Russia’s Central Bank has cut interest rates for the sixth time in a row as it continues to respond to slower-than-expected inflation.

Russia’s key rate will fall to 6% on Monday from its current level of 6.25%, the Bank said Friday. The latest decision, taken at a meeting of the Bank’s governing board in Moscow, means rates have been cut on each of its last six meetings.

The Bank said it remained open to further cuts in future months in order to counter weak inflation, which came in at 2.4% in January — well below the Bank’s 4% target.

In its first decision of 2020, the Bank also commented on the health of the global economy in an official statement, saying: “Risks associated with trade disputes have somewhat abated. Nonetheless, the risk of a further slowdown in global economic growth persists, including under the influence of geopolitical factors, intensified volatility in global commodity and financial markets, which may affect the exchange rate and inflation expectations. The coronavirus situation will be an additional uncertainty factor over next quarters.”

The impact of both the interest rate cut and a recently announced government spending push “may be limited by the moderate sentiment of consumers and businesses,” it added.

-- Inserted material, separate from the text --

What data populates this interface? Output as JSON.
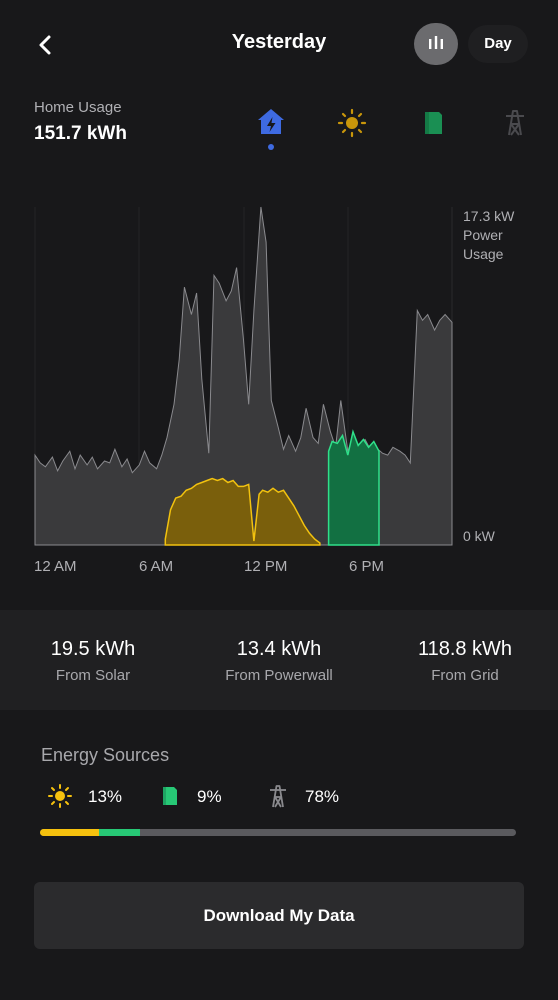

The latest cut was the sixth consecutive reduction in interest rates, which have fallen from 7.75% to 6% over the past eight months, and was widely anticipated by analysts. Some economists still consider interest rates of 6% to be too tight to spur inflation at the moment. In a recent research note, VTB Capital’s Alexander Isakov estimated the “neutral rate” — the Goldilocks level where rates keep inflation steady and are neither contractionary or expansionary — to be 5.5%.

“Current inflation remains low, and the population’s inflation expectations are close to minimum levels. The negative external background due to the coronavirus in China did not have a significant impact on the ruble exchange rate, which means that the risk for an increase in inflation is insignificant,” said Gazprom Bank chief economist Sergei Konygin after the decision.

The ruble, which was already trading down 0.7% against the U.S. dollar, was unmoved by the news.